Por Vicente Verdú * La palabra Kennedy ha
representado lo más selecto e íntimo de Estados Unidos contemporáneo. ¿La maldición
de los Kennedy significará también, ahora, la maldición de América? El pueblo
norteamericano ha soslayado esta cuestión cada vez que la familia ha sido asaltada por
otra nueva desgracia. Pero ahora, sin embargo, es demasiado. O, para decirlo de un golpe:
ahora es el fin. A John F. Kennedy Jr. ya no lo sucederá nadie en la redención de su
muerte y acaso tampoco en la vindicación de su apellido. No hay descendencia que pueda
superar su muerte, no hay siquiera una esposa de luto y afligida donde orientar la
solidaridad y el mar de lágrimas. Con la inmersión del Piper Saratoga en algún punto
indefinido de la costa del Atlántico se hunde la presencia de los Kennedy en el mundo
real y acaba inesperadamente el gran relato. La parentela que sigue viva es ya residual o
irrelevante en la continuación de la mitología. Desaparecido John-John entre el
estruendo del océano no pervive figura alguna por liquidar, ya no queda en la doble
acepción un Kennedy con cabeza.
Sobre un país de granjeros, los Kennedy lograron el estatuto de una familia
aristocrática, dentro de lo más americano de su presente y lo mejor de su pasado
europeo. Cualquier cosa de lo que sucedía en el seno de esa familia ha ocupado a los
norteamericanos de forma parecida a como han interesado los avatares de la familia Windsor
a los británicos. La dinastía de Massachussets ha procurado al país razones de orgullo
y de zozobra en una larga secuencia de tragedias y heroísmos con cuya identificación se
ha conmovido una y otra vez el pueblo de Estados Unidos.
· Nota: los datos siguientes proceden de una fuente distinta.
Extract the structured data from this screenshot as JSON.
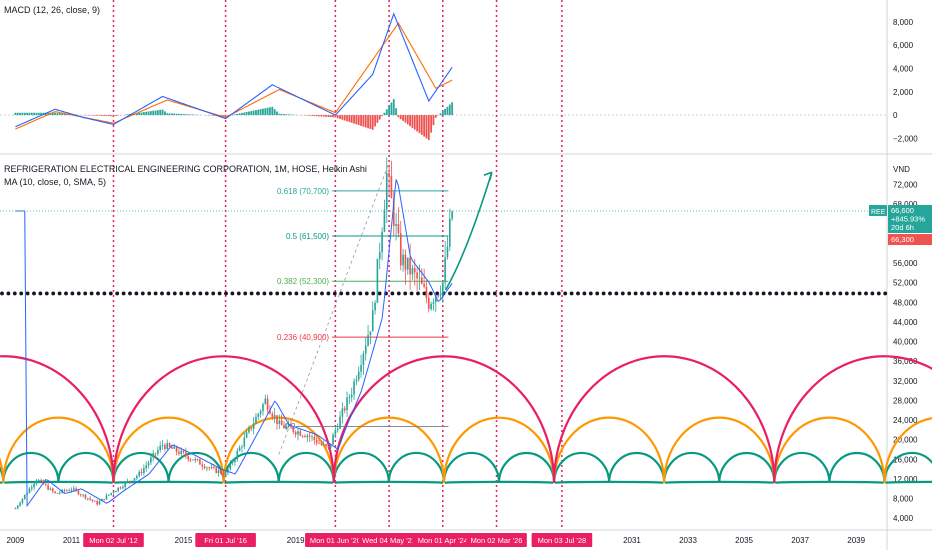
{
  "macd_panel": {
    "legend": "MACD (12, 26, close, 9)",
    "y_ticks": [
      8000,
      6000,
      4000,
      2000,
      0,
      -2000
    ],
    "y_tick_labels": [
      "8,000",
      "6,000",
      "4,000",
      "2,000",
      "0",
      "−2,000"
    ]
  },
  "price_panel": {
    "title": "REFRIGERATION ELECTRICAL ENGINEERING CORPORATION, 1M, HOSE, Heikin Ashi",
    "ma_legend": "MA (10, close, 0, SMA, 5)",
    "currency": "VND",
    "y_ticks": [
      72000,
      68000,
      56000,
      52000,
      48000,
      44000,
      40000,
      36000,
      32000,
      28000,
      24000,
      20000,
      16000,
      12000,
      8000,
      4000
    ],
    "y_tick_labels": [
      "72,000",
      "68,000",
      "56,000",
      "52,000",
      "48,000",
      "44,000",
      "40,000",
      "36,000",
      "32,000",
      "28,000",
      "24,000",
      "20,000",
      "16,000",
      "12,000",
      "8,000",
      "4,000"
    ],
    "price_tag": {
      "symbol": "REE",
      "price": "66,600",
      "change": "+845.93%",
      "countdown": "20d 6h"
    },
    "ma_tag": "66,300",
    "fib_levels": [
      {
        "label": "0.618 (70,700)",
        "price": 70700,
        "color": "#26a69a"
      },
      {
        "label": "0.5 (61,500)",
        "price": 61500,
        "color": "#089981"
      },
      {
        "label": "0.382 (52,300)",
        "price": 52300,
        "color": "#4caf50"
      },
      {
        "label": "0.236 (40,900)",
        "price": 40900,
        "color": "#f23645"
      }
    ],
    "early_fib_label": "0.2"
  },
  "time_axis": {
    "year_labels": [
      "2009",
      "2011",
      "2015",
      "2019",
      "2031",
      "2033",
      "2035",
      "2037",
      "2039"
    ],
    "cycle_labels": [
      "Mon 02 Jul '12",
      "Fri 01 Jul '16",
      "Mon 01 Jun '20",
      "Wed 04 May '22",
      "Mon 01 Apr '24",
      "Mon 02 Mar '26",
      "Mon 03 Jul '28"
    ],
    "cycle_dates": [
      "2012-07",
      "2016-07",
      "2020-06",
      "2022-05",
      "2024-04",
      "2026-03",
      "2028-07"
    ],
    "partial_label": "7"
  },
  "colors": {
    "cycle_large": "#e91e63",
    "cycle_medium": "#ff9800",
    "cycle_small": "#089981",
    "macd_line": "#2962ff",
    "signal_line": "#ff6d00",
    "hist_up": "#26a69a",
    "hist_down": "#ef5350",
    "candle_up": "#26a69a",
    "candle_down": "#ef5350",
    "support_dots": "#131722",
    "date_marker": "#e91e63"
  },
  "chart_data": {
    "type": "candlestick",
    "title": "REFRIGERATION ELECTRICAL ENGINEERING CORPORATION, 1M, HOSE, Heikin Ashi",
    "x_range": [
      "2009",
      "2039"
    ],
    "price_ylim": [
      4000,
      76000
    ],
    "price_series_approx": [
      {
        "date": "2009-01",
        "close": 6000
      },
      {
        "date": "2009-10",
        "close": 12000
      },
      {
        "date": "2010-06",
        "close": 9000
      },
      {
        "date": "2011-01",
        "close": 10000
      },
      {
        "date": "2011-12",
        "close": 7000
      },
      {
        "date": "2012-07",
        "close": 9500
      },
      {
        "date": "2013-06",
        "close": 13000
      },
      {
        "date": "2014-04",
        "close": 19000
      },
      {
        "date": "2015-01",
        "close": 17000
      },
      {
        "date": "2016-01",
        "close": 14000
      },
      {
        "date": "2016-07",
        "close": 13000
      },
      {
        "date": "2017-03",
        "close": 20000
      },
      {
        "date": "2017-12",
        "close": 28000
      },
      {
        "date": "2018-06",
        "close": 23000
      },
      {
        "date": "2019-06",
        "close": 21000
      },
      {
        "date": "2020-03",
        "close": 18000
      },
      {
        "date": "2020-06",
        "close": 22000
      },
      {
        "date": "2021-01",
        "close": 30000
      },
      {
        "date": "2021-10",
        "close": 45000
      },
      {
        "date": "2022-04",
        "close": 74000
      },
      {
        "date": "2022-10",
        "close": 57000
      },
      {
        "date": "2023-06",
        "close": 52000
      },
      {
        "date": "2023-10",
        "close": 48000
      },
      {
        "date": "2024-04",
        "close": 52000
      },
      {
        "date": "2024-08",
        "close": 66600
      }
    ],
    "last_close": 66600,
    "support_level": 49800,
    "macd_ylim": [
      -2500,
      9000
    ],
    "macd_series_approx": [
      {
        "date": "2009-01",
        "macd": -1000
      },
      {
        "date": "2010-06",
        "macd": 500
      },
      {
        "date": "2011-06",
        "macd": -200
      },
      {
        "date": "2012-07",
        "macd": -800
      },
      {
        "date": "2014-04",
        "macd": 1600
      },
      {
        "date": "2016-07",
        "macd": -300
      },
      {
        "date": "2018-03",
        "macd": 2600
      },
      {
        "date": "2020-06",
        "macd": 0
      },
      {
        "date": "2021-10",
        "macd": 3500
      },
      {
        "date": "2022-07",
        "macd": 8700
      },
      {
        "date": "2023-10",
        "macd": 1200
      },
      {
        "date": "2024-08",
        "macd": 4100
      }
    ],
    "signal_series_approx": [
      {
        "date": "2009-01",
        "signal": -1200
      },
      {
        "date": "2010-06",
        "signal": 300
      },
      {
        "date": "2012-07",
        "signal": -700
      },
      {
        "date": "2014-06",
        "signal": 1300
      },
      {
        "date": "2016-07",
        "signal": -200
      },
      {
        "date": "2018-06",
        "signal": 2200
      },
      {
        "date": "2020-06",
        "signal": 200
      },
      {
        "date": "2022-09",
        "signal": 7900
      },
      {
        "date": "2024-01",
        "signal": 2300
      },
      {
        "date": "2024-08",
        "signal": 3000
      }
    ]
  }
}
No ha habido presidente a lo largo del siglo que haya logrado mayor existencia en el
territorio mediático que John Fitzgerald Kennedy. Más allá de la generación de los
baby boomers, supervivientes del 68, los jóvenes o los adolescentes norteamericanos
de hoy que visitan la Casa Blanca se detienen ante el retrato de su presidente asesinado
como ante la estampa de un héroe, un salvador, un santo. De tal sustancia gloriosa la
reliquia fue un niño de tres años que saludaba el paso del ataúd donde yacía su padre.
A partir de aquel 25 de noviembre de 1963 el pueblo norteamericano acogió en su corazón
a John-John con un sentimiento duplicado. De una parte era el nuevo fragmento inocente y
desamparado de la patria. De la otra, era la insignia de un futuro presidente que
prolongaría la vivencia del Kennedy obsesivamente muerto y libraría al país de su
pecado. Poco importó, más tarde, que el chico creciera sin vocación política: su
familia lo educó con la orientación y el esmero que se reserva para los candidatos a
gobernar la nación.
Nunca, a pesar de que diera fundadas razones para suponerlo medianamente dotado (no lo
aceptaron en Harvard, suspendió por dos veces el examen de ingreso en el Colegio de
Abogados de Nueva York) o demostradamente trivial, se lo descartó para aspirar a la
presidencia. ¿Sería el candidato ideal del año 2004, cuando hubiera logrado la edad en
la que en Estados Unidos se acepta a un presidente?
Más que los valores intrínsecos lo que en la vida mediática cuenta es la entrevista y
John F. Kennedy había aprendido a ser brillante ante la prensa. Era, además,
fotogénico, televisivo, encantador, apuesto. Lo poseía todo para encantar a mujeres de
cualquier clase social y para convencer a cualquier votante cuya decisiva relación con el
candidato es la relación con su imagen. Lo que la sociedad de Estados Unidos ha perdido,
por tanto, con la disolución de este galán es un patrimonio de primera clase. Ha perdido
el enlace auténtico con la herencia del alma norteamericana rica y culta. Ha perdido la
estela de un mito y, sobre todo, el porvenir de cualquier fantasía aristocrática con
capacidad de persuasión. Si algo se parece hoy, en tiempos de la comunicación global, a
la muerte de John-John es la muerte de Lady Di. Pero si algo los distingue es que si con
Diana moría un personaje de nuestro tiempo, con la muertedel Kennedy Junior muere, para
los norteamericanos, una época. El siglo mismo.
* Publicado en el diario español El País.